Actions first/last are inconsistent with up/down
Checklist
- [x] I have read through the manual page (
man fzf) - [x] I have searched through the existing issues
- [x] For bug reports, I have checked if the bug is reproducible in the latest version of fzf
Output of fzf --version
0.65.2 (04a2dfac)
OS
- [x] Linux
- [ ] macOS
- [ ] Windows
- [ ] Etc.
Shell
- [x] bash
- [ ] zsh
- [ ] fish
Problem / Steps to reproduce
Actions up/down move the cursor up/down independent of presence of --layout=reverse-list.
Effect of actions first/last depends on whether the list is reversed. It would be more consistent to make them always act as top/bottom.
If first/last are meant to move cursor to the best/worse match, there should be actions top/bottom probably.
Ok, I suppose the following can be a workaround to move cursor to the top/bottom:
--bind 'alt-home:transform:[[ $FZF_DIRECTION == up ]] && echo last || echo first'
--bind 'alt-end:transform:[[ $FZF_DIRECTION == up ]] && echo first || echo last'
However, it is really not good to have such scripting and calls to the shell for very ordinary key actions
If first/last are meant to move cursor to the best/worse match
Yes, they refer to the first and the last of the result list. When the list is sorted, the best match comes first. (Yeah, the new --raw mode kind of complicates the landscape. In that case, we should see first as the first item in the unsorted, original list.)
very ordinary key actions
I don't really use last since it points to the least relevant match, which I'm never interested in. But I can see what you're trying to do here. So you want bindings that brings cursor to the top and the bottom of the viewport for completeness' sake. I can understand that.
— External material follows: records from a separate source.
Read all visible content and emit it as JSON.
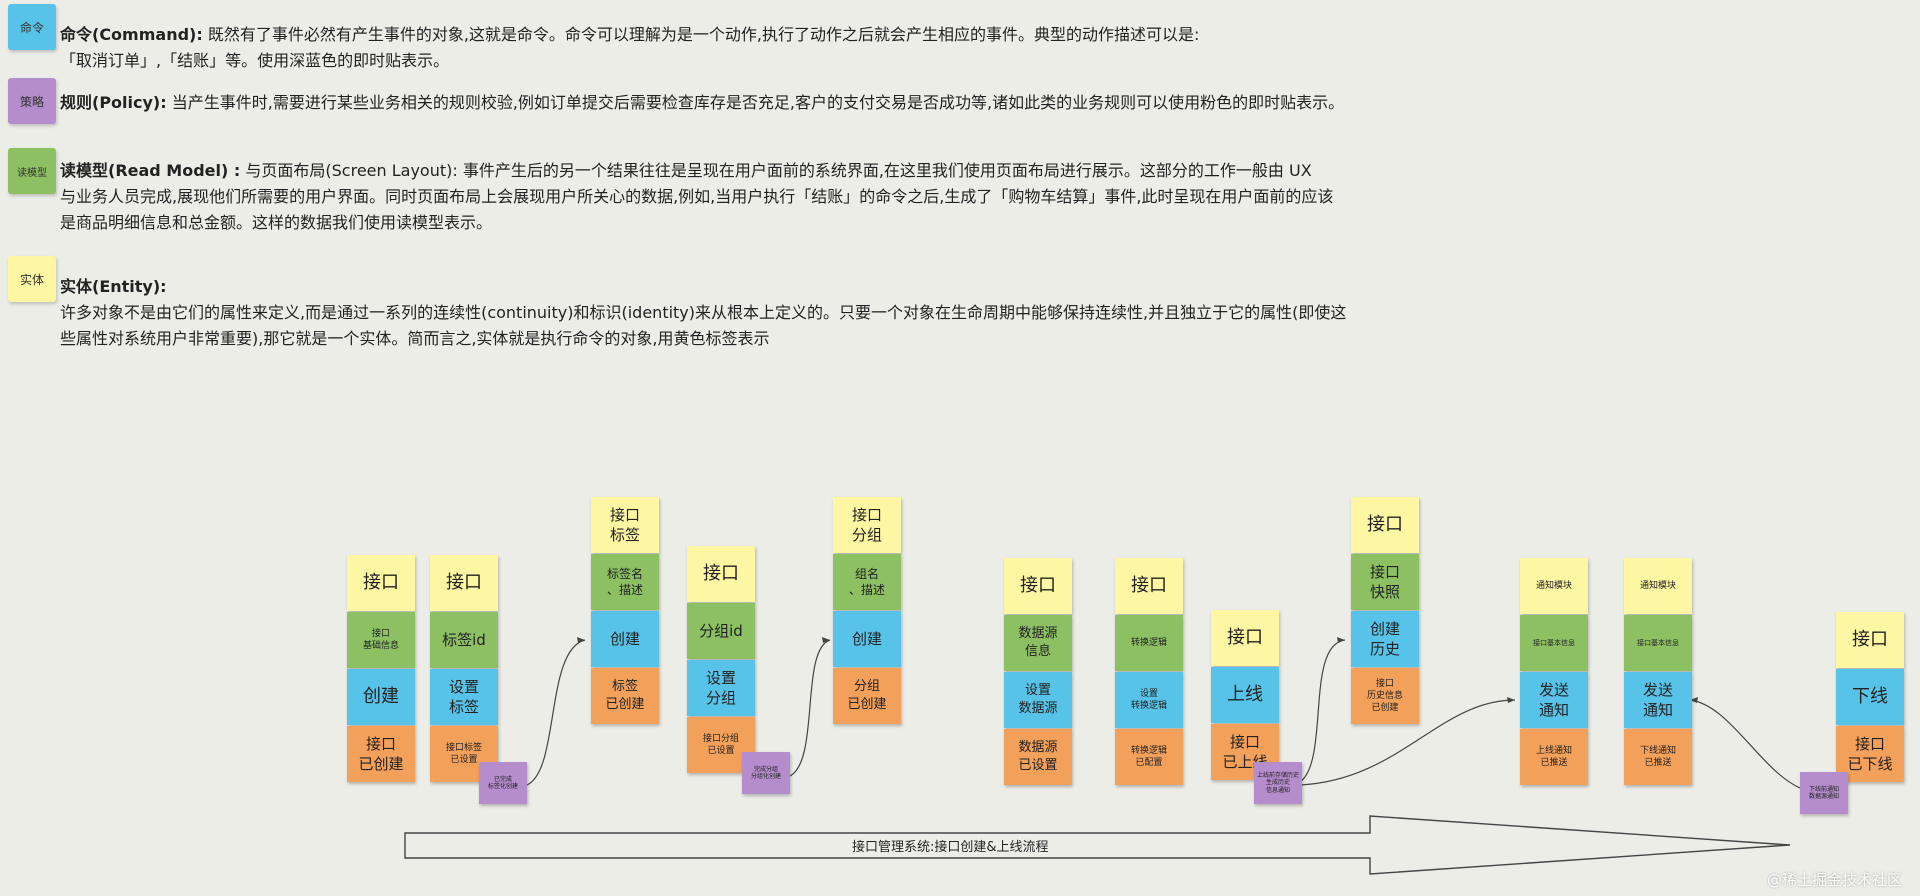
{
  "legend": {
    "command": {
      "tag": "命令",
      "title": "命令(Command):",
      "lines": [
        "既然有了事件必然有产生事件的对象,这就是命令。命令可以理解为是一个动作,执行了动作之后就会产生相应的事件。典型的动作描述可以是:",
        "「取消订单」,「结账」等。使用深蓝色的即时贴表示。"
      ]
    },
    "policy": {
      "tag": "策略",
      "title": "规则(Policy):",
      "lines": [
        "当产生事件时,需要进行某些业务相关的规则校验,例如订单提交后需要检查库存是否充足,客户的支付交易是否成功等,诸如此类的业务规则可以使用粉色的即时贴表示。"
      ]
    },
    "readmodel": {
      "tag": "读模型",
      "title": "读模型(Read Model) :",
      "lines": [
        "与页面布局(Screen Layout): 事件产生后的另一个结果往往是呈现在用户面前的系统界面,在这里我们使用页面布局进行展示。这部分的工作一般由 UX",
        "与业务人员完成,展现他们所需要的用户界面。同时页面布局上会展现用户所关心的数据,例如,当用户执行「结账」的命令之后,生成了「购物车结算」事件,此时呈现在用户面前的应该",
        "是商品明细信息和总金额。这样的数据我们使用读模型表示。"
      ]
    },
    "entity": {
      "tag": "实体",
      "title": "实体(Entity):",
      "lines": [
        "许多对象不是由它们的属性来定义,而是通过一系列的连续性(continuity)和标识(identity)来从根本上定义的。只要一个对象在生命周期中能够保持连续性,并且独立于它的属性(即使这",
        "些属性对系统用户非常重要),那它就是一个实体。简而言之,实体就是执行命令的对象,用黄色标签表示"
      ]
    }
  },
  "notes": {
    "c1": [
      "接口",
      "接口\n基础信息",
      "创建",
      "接口\n已创建"
    ],
    "c2": [
      "接口",
      "标签id",
      "设置\n标签",
      "接口标签\n已设置"
    ],
    "c3": [
      "接口\n标签",
      "标签名\n、描述",
      "创建",
      "标签\n已创建"
    ],
    "c4": [
      "接口",
      "分组id",
      "设置\n分组",
      "接口分组\n已设置"
    ],
    "c5": [
      "接口\n分组",
      "组名\n、描述",
      "创建",
      "分组\n已创建"
    ],
    "c6": [
      "接口",
      "数据源\n信息",
      "设置\n数据源",
      "数据源\n已设置"
    ],
    "c7": [
      "接口",
      "转换逻辑",
      "设置\n转换逻辑",
      "转换逻辑\n已配置"
    ],
    "c8": [
      "接口",
      "上线",
      "接口\n已上线"
    ],
    "c9": [
      "接口",
      "接口\n快照",
      "创建\n历史",
      "接口\n历史信息\n已创建"
    ],
    "c10": [
      "通知模块",
      "接口基本信息",
      "发送\n通知",
      "上线通知\n已推送"
    ],
    "c11": [
      "通知模块",
      "接口基本信息",
      "发送\n通知",
      "下线通知\n已推送"
    ],
    "c12": [
      "接口",
      "下线",
      "接口\n已下线"
    ],
    "p1": "已完成\n标签化创建",
    "p2": "完成分组\n分组化创建",
    "p3": "上线前存储历史\n生成历史\n信息通知",
    "p4": "下线前通知\n数据源通知"
  },
  "flow_label": "接口管理系统:接口创建&上线流程",
  "watermark": "@稀土掘金技术社区",
  "colors": {
    "yellow": "#fdf6a3",
    "green": "#8cc063",
    "blue": "#58c3e8",
    "orange": "#f3a05a",
    "purple": "#b58ccc"
  }
}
Unfortunately, top was the old name for first, and many users still rely on it in bindings like --bind change:top (https://github.com/search?q=%22bind+change%3Atop%22&type=code).
So if we were to introduce such actions, we need to choose different names. Something like ceil and floor could work, though they might be slightly confusing since they remind us of math functions.
Maybe top-item/bottom-item or first-item/last-item?